La Slovénie s’est choisi dimanche comme président un avocat de renom, novice en politique. En distançant nettement son rival, le conservateur Anze Logar, selon les résultats partiels ; Natasa Pirc Musar, de centre gauche, devient la première femme à diriger le pays.

Natasa Pirc Musar devient la première femme présidente de la République en Slovénie, selon des résultats partiels. Cet ancien avocat des médias de centre gauche a recueilli 54% des intentions de vote, selon un comptage portant sur plus de la moitié des bulletins dépouillés. Son rival, le conservateur Anze Logar, ancien ministre des Affaires étrangères, qui avait pourtant remporté le premier tour le 23 octobre, est nettement distancé : il obtient moins de 46 % des suffrages.

Dans un pays divisé après le mandat émaillé de protestations de l’ex-Premier ministre Janez Jansa, Natasa Pirc Musar a appelé à « s’unir » et à tourner la page des « disputes ». « Ma première action sera d’inviter tous les dirigeants des partis politiques au palais présidentiel », a-t-elle déclaré dimanche soir devant des centaines de partisans rassemblés autour de la capitale Ljubljana.

Les Slovènes se sont rendus relativement nombreux aux urnes, dans ce pays de deux millions d’habitants, issu de l’ex-Yougoslavie et membre de l’Union européenne (UE) depuis 2004.

« La voix des femmes »

Durant la campagne, la candidate, qui se définit comme « libérale », a mis en avant sa volonté de donner plus de corps à ce poste de président essentiellement cérémoniel. « Le président ne peut pas être neutre, il doit avoir une opinion », être « une autorité morale », a-t-elle souligné dans l’intervalle des deux tours, interrogée par l’AFP. « Je n’ai jamais eu peur de faire entendre ma voix ».

Le chef de l’Etat sortant, Borut Pahor, qui n’a pas pu se représenter après deux mandats de cinq ans chacun, a souvent été critiqué pour son attitude passive envers le chef du gouvernement Janez Jansa.

>> À lire aussi : Slovénie : qui est Janez Jansa, surnommé le « mini-Trump européen » ?

Ancienne animatrice de télévision, Natasa Pirc Musar s’est fait connaître en dirigeant l’Autorité slovène de protection des données dans les années 2000. Défenseuse infatigable de la classe politique, elle a ouvert son cabinet d’avocats en 2016, écumant régulièrement les plateaux télé en tant qu’experte.
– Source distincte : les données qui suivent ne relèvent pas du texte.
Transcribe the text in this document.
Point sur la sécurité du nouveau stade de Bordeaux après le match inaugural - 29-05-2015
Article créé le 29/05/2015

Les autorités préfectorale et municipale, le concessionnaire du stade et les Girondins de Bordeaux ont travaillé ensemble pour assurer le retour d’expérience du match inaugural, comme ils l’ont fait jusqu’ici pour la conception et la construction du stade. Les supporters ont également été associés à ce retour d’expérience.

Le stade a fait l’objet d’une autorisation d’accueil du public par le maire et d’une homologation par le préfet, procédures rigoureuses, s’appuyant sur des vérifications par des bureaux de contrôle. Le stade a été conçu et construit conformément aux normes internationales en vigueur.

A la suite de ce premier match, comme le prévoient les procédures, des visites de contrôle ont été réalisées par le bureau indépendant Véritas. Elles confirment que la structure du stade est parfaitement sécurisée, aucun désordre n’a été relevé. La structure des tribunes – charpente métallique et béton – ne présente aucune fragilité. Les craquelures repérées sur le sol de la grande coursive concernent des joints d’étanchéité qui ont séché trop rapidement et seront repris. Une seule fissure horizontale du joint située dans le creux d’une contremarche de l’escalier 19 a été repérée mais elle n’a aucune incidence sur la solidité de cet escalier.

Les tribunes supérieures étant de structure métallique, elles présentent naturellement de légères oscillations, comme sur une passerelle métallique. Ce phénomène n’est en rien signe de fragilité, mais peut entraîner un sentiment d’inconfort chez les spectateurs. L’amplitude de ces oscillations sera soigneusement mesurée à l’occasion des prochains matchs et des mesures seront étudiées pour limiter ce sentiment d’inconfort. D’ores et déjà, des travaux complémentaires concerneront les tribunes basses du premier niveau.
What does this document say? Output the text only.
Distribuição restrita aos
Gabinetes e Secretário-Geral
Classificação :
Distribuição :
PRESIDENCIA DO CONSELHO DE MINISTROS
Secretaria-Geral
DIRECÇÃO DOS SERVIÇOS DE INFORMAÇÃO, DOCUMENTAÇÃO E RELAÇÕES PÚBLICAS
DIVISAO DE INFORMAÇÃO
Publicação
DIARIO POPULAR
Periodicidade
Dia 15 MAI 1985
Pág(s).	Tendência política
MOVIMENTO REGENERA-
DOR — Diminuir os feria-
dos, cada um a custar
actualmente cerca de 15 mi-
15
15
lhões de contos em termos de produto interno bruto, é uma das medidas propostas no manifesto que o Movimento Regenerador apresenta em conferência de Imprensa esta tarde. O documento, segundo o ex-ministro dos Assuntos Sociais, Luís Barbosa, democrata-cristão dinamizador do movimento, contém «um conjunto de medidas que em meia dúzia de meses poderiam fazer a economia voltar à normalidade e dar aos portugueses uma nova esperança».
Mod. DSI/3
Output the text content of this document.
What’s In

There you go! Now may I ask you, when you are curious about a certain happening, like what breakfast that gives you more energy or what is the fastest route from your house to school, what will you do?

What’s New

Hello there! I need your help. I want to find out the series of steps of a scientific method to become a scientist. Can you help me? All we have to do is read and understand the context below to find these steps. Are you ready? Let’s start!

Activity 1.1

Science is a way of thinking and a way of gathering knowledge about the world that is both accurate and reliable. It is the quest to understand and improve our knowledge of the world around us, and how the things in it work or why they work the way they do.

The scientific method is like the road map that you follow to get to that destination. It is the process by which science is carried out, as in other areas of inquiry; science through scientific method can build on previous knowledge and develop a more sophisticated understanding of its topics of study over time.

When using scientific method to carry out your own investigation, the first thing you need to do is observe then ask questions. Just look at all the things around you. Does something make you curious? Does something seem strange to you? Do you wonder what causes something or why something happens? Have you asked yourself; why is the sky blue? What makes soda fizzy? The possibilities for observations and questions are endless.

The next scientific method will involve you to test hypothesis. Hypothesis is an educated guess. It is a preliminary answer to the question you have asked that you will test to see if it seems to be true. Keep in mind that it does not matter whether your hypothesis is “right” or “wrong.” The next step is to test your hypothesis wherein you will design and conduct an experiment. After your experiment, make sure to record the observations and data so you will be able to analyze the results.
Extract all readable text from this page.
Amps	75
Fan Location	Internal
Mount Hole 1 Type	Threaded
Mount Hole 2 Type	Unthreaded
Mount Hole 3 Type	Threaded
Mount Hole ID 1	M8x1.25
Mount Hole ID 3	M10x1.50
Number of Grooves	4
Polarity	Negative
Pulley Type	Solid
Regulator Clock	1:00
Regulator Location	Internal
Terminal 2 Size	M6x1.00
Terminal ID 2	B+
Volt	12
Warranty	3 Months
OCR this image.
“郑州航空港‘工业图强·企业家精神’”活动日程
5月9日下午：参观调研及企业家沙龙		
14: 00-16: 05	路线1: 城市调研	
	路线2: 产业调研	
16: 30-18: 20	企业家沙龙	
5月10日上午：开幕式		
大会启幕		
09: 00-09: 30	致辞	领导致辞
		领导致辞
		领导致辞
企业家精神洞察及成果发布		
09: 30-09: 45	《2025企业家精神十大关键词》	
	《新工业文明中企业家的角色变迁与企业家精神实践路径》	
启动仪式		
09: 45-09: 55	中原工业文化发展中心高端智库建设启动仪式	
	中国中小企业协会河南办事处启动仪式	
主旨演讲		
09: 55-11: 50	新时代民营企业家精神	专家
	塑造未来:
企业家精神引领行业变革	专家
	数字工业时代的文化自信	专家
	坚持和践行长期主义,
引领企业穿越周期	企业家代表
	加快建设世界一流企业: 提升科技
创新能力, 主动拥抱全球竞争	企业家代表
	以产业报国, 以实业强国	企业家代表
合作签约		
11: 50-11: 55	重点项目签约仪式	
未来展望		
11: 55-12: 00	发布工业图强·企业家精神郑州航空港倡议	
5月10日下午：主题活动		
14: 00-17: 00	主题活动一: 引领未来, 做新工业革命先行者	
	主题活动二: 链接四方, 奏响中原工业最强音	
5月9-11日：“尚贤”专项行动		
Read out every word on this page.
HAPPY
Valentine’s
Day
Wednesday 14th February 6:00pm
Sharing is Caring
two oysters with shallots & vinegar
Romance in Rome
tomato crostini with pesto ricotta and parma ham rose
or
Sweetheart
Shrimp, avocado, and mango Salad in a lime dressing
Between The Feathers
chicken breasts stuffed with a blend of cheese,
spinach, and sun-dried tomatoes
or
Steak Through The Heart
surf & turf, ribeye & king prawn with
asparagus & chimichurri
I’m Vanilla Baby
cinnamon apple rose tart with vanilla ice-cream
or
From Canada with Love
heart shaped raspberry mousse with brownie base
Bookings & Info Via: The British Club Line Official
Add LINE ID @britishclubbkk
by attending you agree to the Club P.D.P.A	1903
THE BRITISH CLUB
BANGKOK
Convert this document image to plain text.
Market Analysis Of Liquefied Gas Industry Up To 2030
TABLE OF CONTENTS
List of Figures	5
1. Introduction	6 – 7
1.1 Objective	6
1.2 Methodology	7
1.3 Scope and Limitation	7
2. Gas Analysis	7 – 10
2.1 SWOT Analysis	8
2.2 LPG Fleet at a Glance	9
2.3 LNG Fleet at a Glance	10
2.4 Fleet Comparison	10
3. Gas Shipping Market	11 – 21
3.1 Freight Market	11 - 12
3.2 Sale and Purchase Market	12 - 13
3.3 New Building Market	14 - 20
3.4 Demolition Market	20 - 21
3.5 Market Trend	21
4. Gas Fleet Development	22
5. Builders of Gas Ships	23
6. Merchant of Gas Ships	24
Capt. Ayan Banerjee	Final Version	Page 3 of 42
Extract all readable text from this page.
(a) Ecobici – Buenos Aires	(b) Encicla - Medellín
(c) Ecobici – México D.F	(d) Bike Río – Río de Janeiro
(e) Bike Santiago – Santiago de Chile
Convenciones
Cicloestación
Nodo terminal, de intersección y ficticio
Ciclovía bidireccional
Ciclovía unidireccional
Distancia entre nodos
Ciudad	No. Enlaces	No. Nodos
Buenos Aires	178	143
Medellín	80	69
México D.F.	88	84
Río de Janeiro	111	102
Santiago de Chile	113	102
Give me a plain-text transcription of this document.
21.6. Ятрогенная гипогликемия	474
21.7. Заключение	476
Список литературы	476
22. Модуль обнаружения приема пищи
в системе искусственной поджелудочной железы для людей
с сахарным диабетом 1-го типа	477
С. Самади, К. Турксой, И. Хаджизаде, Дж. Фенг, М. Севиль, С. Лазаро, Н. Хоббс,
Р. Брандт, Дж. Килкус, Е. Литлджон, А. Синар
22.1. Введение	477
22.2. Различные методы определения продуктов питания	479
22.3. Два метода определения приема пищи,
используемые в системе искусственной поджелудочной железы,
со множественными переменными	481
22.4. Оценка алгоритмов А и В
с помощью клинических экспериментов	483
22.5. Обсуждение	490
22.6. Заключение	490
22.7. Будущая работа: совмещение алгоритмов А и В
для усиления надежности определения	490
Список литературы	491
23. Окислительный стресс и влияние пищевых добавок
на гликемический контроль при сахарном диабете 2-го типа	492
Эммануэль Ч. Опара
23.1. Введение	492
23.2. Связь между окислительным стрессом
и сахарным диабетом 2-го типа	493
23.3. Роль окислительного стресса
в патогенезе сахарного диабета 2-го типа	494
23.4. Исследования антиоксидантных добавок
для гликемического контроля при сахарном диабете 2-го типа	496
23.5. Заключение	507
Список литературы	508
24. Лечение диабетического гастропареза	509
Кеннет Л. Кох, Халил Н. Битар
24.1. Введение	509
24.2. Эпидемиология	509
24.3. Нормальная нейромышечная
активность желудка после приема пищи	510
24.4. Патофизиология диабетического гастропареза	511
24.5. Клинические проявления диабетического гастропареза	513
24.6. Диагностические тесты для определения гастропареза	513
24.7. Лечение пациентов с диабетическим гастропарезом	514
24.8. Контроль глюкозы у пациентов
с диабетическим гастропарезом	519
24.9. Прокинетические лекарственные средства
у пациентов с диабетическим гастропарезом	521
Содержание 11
Elle a également, par le passé, représenté les intérêts de l’ancienne première dame américaine Melania Trump, d’origine slovène.

Passionnée de motos, elle a été la cible d’attaques en raison des activités d’investissement lucratives de son mari, notamment dans les paradis fiscaux.

Même avec le soutien du Premier ministre libéral Robert Golob, Natasa Pirc Musar a affirmé dimanche avoir vécu « une campagne plus difficile » que ses rivaux, « sans le soutien d’un parti établi ». « On m’a qualifiée de carriériste, on ne dirait jamais ça d’un homme », a-t-elle fustigé, se voulant être « la voix des femmes » en Slovénie et à l’étranger.

L’échec des conservateurs

Ce résultat partiel du second tour de la présidentielle est un nouveau revers pour les conservateurs qui rêvaient de revanche après leur lourde défaite aux législatives d’avril.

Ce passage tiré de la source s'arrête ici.